3 Think about edge gateways
One of the big questions when looking at a system upgrade from a sustainability perspective is ‘do you really need to replace everything?’
Disposing of waste has a significant environmental impact, and this is especially true in the electronics industry, which uses many relatively harmful or rare substances in the manufacture of products. In the industrial sector there are still a lot of older devices in service, produced at a time when the use of harmful materials was less regulated than today, and it is doubly important that these are dealt with properly.
Instead of replacing an entire system, could some parts be retained?– for example, a flowmeter on a pipeline, or a PLC controlling a local factory process might be working perfectly well, but be incompatible with a new communications system being implemented. Instead of replacing the legacy device, an edge gateway can be used to convert between the communications and data models of the two systems, allowing the legacy device to remain in service.

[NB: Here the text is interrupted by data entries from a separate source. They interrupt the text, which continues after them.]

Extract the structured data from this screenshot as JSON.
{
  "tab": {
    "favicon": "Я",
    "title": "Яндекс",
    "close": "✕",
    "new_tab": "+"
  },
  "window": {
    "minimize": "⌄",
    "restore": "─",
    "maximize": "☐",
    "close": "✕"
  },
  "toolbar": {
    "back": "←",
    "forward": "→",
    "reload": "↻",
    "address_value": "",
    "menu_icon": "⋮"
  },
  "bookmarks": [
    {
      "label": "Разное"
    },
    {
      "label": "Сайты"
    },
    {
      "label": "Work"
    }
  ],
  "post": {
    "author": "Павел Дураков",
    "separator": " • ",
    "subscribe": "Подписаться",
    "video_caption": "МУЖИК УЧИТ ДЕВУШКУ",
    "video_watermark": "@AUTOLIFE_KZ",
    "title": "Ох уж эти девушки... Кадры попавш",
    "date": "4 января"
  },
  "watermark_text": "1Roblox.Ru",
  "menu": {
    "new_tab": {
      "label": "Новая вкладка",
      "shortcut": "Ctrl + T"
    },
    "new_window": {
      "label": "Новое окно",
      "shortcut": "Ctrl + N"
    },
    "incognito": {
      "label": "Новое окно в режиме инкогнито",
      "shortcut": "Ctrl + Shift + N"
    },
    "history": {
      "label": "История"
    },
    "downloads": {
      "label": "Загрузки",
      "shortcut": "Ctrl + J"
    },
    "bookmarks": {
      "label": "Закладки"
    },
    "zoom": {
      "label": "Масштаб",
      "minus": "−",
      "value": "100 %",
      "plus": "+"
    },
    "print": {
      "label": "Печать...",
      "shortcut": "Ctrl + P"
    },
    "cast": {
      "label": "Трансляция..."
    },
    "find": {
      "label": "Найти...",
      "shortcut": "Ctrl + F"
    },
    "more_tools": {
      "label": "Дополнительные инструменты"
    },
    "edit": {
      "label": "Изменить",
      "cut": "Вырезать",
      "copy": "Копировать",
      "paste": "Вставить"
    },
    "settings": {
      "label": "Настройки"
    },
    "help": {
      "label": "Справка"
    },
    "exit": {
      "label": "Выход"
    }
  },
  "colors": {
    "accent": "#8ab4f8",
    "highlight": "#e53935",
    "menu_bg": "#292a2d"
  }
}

The notion of combining the function of several physical devices into a single edge device with a virtualised environment is already gaining a lot of traction in, for example, electricity substation applications, and it has substantial potential to bring efficiencies to other industries as awareness of the concept grows.
4 Embrace AI and ML Technology
Advances in Artificial Intelligence (AI), especially those in Machine Learning (ML) and Edge Inference are bringing the cost of implementing and deploying these technologies to the point where they are relevant within the design phase of almost any system or upgrade. AI can enable the continuous monitoring of machines, installations and processes, identifying negative trends in performance, or out-of-bounds conditions before they affect operational outcomes, thereby improving yields, utilisation and operational efficiency, all of which have a positive impact from an environmental perspective.
AI coupled to optical systems monitors and controls access to restricted or unsafe areas, limiting access to authorised personnel or vehicles through face recognition or automatic number plate recognition (ANPR). Boundary control improves safety by ensuring the shutdown of machines or processes should an unauthorised person enter a hazardous area. Detection and assessment of the number of people in an area feeds in to the environmental control systems, optimising the heating, ventilation and lighting for that area in real-time. Similarly, optical inspection, carried out more consistently and accurately by a trained AI inference edge device than by human inspectors, improving yields and therefore good environmentally, elevates the human role from one of repetitive inspection, to one of supervision, quality improvement and problem solving, resulting in higher levels of worker engagement and job satisfaction.
5 Consider sustainability
We often look at the environmental impact of the last trip the finished goods take, but fail to consider the environmental impact the supplier has incurred in bringing together the raw materials needed to manufacture the devices. Often, having manufacture close to the raw materials is a better option for the environment than having a short trip for the finished goods.
How does the manufacturer get the energy they need to make the devices? Are they located where electricity still comes from high-carbon sources, such as coal-fired power stations, or are their supplies from renewable sources? Are they taking their own steps to improve their environmental impact, for example by installing their own solar or wind energy generation? What are they doing to reduce the use of hazardous materials in their production processes? All of these are questions may be difficult to get meaningful answers to, but they are still worth asking to get a feel for how much environmental considerations are guiding the thinking of the suppliers being considered.